Buildings and Welfare
Mats Ekman
Rationality and Society, forthcoming

Abstract:

If welfare stigma depends upon social attitudes, only the neediest apply for welfare when they can more easily be seen to do so. Using GoogleMaps' 'StreetView' feature, this article finds that the approval rate of applications for social assistance is higher in welfare offices with building characteristics that enhance the visibility of entry. A fitting explanation for this finding is that persons looking for social assistance dislike being thought of as 'welfare cases', and apply more conservatively when others can see it. The effects decline in the rate of poverty, suggesting that the self-reliance norm weakens as poverty increases.


Social Insurance Programs and Later-Life Mortality: Evidence from New Deal Relief Spending
Hamid Noghanibehambari & Michal Engelman
Journal of Health Economics, forthcoming

Abstract:

A growing body of research explores the long-run effects of social programs and welfare spending. However, evidence linking welfare support in early life with longevity is limited. We add to this literature by evaluating the effect of in-utero and early-life exposure to the largest increases in welfare spending in the US history under the New Deal programs.

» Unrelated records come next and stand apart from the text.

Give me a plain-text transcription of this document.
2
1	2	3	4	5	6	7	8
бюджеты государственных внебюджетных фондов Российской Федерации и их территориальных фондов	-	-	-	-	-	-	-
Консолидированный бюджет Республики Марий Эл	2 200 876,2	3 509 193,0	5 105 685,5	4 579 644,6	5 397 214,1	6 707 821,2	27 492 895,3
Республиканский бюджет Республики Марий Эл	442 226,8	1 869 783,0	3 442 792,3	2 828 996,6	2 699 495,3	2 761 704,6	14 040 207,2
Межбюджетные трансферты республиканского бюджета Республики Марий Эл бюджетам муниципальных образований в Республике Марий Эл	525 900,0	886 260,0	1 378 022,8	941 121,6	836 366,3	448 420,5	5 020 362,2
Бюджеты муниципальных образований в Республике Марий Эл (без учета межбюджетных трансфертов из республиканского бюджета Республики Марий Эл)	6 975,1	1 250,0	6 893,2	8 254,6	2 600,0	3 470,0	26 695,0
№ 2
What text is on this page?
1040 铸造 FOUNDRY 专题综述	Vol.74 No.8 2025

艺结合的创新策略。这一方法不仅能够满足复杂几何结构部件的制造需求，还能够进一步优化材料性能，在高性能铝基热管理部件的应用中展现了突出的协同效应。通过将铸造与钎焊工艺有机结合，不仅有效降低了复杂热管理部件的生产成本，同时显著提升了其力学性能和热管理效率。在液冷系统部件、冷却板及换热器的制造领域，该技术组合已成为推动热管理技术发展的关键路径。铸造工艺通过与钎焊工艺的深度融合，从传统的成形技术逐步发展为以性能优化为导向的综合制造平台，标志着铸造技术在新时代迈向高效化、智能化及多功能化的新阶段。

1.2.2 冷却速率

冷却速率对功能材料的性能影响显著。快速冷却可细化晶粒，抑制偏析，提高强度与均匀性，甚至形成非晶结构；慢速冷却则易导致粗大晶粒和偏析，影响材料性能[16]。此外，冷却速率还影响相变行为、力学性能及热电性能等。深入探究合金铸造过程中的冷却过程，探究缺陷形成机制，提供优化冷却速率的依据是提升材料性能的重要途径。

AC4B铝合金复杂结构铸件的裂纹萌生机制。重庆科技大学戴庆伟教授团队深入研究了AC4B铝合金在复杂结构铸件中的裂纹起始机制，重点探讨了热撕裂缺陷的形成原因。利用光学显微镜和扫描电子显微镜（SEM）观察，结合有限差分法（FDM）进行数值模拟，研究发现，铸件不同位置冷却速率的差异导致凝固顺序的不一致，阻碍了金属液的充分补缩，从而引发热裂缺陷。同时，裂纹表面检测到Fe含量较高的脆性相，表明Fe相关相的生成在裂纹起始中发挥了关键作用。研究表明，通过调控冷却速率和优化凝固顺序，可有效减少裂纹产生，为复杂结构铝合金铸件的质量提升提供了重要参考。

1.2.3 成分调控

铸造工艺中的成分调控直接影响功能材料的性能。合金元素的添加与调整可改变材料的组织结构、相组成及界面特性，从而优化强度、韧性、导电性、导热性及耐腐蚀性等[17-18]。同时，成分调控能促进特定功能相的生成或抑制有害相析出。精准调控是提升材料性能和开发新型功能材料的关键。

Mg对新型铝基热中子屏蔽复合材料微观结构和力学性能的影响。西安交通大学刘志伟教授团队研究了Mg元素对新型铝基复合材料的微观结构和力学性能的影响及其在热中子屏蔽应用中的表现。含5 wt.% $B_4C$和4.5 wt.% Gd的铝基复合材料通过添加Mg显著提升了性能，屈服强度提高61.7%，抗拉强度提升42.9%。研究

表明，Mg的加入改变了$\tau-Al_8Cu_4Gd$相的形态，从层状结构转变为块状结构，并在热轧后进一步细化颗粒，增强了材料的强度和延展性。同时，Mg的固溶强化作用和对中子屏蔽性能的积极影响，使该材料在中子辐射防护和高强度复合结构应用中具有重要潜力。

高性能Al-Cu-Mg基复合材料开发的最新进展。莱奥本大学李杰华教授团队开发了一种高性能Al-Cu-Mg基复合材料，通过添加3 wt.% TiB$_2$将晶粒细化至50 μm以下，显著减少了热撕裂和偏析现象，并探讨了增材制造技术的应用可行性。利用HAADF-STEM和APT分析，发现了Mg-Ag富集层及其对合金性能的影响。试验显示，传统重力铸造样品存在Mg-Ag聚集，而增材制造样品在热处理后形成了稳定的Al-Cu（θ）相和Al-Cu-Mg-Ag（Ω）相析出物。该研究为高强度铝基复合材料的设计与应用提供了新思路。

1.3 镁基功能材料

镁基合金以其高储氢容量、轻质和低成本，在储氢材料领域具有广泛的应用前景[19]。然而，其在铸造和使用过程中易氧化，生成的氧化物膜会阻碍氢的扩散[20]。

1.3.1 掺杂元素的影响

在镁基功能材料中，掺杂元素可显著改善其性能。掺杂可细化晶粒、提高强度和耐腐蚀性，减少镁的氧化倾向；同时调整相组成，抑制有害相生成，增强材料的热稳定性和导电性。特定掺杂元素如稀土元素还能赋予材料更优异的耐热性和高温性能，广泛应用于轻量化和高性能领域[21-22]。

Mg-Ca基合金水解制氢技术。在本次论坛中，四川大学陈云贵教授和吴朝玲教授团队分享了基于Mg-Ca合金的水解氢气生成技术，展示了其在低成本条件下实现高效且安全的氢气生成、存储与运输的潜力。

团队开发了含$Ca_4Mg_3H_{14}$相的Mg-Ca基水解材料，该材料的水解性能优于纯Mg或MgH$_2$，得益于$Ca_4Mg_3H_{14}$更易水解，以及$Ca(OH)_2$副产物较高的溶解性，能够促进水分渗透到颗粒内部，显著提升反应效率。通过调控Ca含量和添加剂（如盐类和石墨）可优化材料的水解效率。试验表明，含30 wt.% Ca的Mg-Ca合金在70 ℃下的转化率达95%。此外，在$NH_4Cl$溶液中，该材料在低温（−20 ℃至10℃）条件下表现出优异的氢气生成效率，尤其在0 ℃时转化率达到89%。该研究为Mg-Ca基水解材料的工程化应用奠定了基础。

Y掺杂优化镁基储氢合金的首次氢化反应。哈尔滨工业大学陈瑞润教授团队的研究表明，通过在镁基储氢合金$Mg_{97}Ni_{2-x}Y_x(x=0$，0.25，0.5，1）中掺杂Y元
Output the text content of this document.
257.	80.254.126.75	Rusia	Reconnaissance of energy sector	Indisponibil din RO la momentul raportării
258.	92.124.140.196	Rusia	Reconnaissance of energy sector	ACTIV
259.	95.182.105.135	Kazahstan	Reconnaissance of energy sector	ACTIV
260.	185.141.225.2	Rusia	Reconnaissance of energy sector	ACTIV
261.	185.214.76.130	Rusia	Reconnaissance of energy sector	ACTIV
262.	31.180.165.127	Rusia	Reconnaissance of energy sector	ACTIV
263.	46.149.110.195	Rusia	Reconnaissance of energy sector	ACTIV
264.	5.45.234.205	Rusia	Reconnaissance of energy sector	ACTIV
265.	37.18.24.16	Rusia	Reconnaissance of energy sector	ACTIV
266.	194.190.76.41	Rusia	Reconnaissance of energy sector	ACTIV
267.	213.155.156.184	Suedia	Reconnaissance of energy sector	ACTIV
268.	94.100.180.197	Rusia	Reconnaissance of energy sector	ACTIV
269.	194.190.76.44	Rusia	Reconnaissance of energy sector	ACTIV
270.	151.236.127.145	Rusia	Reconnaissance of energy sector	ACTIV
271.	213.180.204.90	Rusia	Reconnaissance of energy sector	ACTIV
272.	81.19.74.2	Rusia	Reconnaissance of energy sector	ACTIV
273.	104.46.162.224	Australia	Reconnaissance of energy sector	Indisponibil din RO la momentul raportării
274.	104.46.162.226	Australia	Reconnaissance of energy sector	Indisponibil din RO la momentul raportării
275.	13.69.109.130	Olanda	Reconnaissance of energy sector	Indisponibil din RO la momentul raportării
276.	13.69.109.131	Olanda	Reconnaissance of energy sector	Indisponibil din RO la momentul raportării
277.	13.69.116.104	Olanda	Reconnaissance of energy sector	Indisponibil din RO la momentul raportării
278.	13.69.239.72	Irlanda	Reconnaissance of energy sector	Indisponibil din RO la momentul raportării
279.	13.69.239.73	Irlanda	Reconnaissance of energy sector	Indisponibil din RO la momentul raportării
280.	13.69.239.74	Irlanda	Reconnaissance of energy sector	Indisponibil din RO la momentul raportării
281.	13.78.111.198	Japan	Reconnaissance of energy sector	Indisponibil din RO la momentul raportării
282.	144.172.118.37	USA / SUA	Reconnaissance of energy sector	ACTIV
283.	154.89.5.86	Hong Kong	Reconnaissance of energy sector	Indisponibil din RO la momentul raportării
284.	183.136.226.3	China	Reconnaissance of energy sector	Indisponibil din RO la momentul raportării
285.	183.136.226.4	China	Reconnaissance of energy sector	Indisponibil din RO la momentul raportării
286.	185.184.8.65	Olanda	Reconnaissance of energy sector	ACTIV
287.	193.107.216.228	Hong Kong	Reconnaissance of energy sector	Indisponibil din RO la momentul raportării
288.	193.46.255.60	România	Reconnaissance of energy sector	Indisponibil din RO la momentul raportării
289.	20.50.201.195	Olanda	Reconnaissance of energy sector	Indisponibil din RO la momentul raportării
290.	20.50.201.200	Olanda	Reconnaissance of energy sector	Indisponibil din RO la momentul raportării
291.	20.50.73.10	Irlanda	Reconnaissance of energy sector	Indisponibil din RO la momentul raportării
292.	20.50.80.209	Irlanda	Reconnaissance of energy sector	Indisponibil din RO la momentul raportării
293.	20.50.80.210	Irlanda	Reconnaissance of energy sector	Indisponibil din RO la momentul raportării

Using Social Security Administration death records linked with the 1940-census and spending data for 115 major cities, we show that the spending is correlated with improvements in old-age longevity. A treatment-on-treated calculation focused on a period when spending rose by approximately 1900 percent finds that a 100 percent rise in municipal spending in the year of birth is associated with roughly 3.5 months higher longevity. We show that these effects are not driven by endogenous selection of births, selective fertility, endogenous migration, and sample selection caused by endogenous data linking. Additional analysis suggests that rises in education and socioeconomic status are likely channels of impact.


Communicating amounts in terms of commonly used budgeting periods increases intentions to claim government benefits
Wendy De La Rosa et al.
Proceedings of the National Academy of Sciences, 13 September 2022

Abstract:

Millions of eligible families did not claim their 2021 expanded child tax credit (CTC), collectively forgoing billions of dollars. To address this problem, many policymakers focused on increasing awareness of the CTC by highlighting that families could receive up to $3,600 a year per child. However, people rarely budget on a yearly basis. We propose that communicating the CTC benefit amount in terms of commonly used budgeting periods (e.g., $300 a month) instead of uncommonly used budgeting periods (e.g., $3,600 a year) could increase interest in claiming the CTC. Two large-scale field experiments (n=16,696) among low-income individuals support this account. Using common (vs. uncommon) budgeting periods to describe CTC benefit amounts increased CTC claiming intentions by 16 to 26%. A third large-scale field experiment (n=14,178) demonstrated that encouraging people to consider different budgeting periods moderated these effects. These results suggest that communicating amounts in terms of common budgeting periods is a simple, cost-effective way to stimulate interest in claiming government benefits.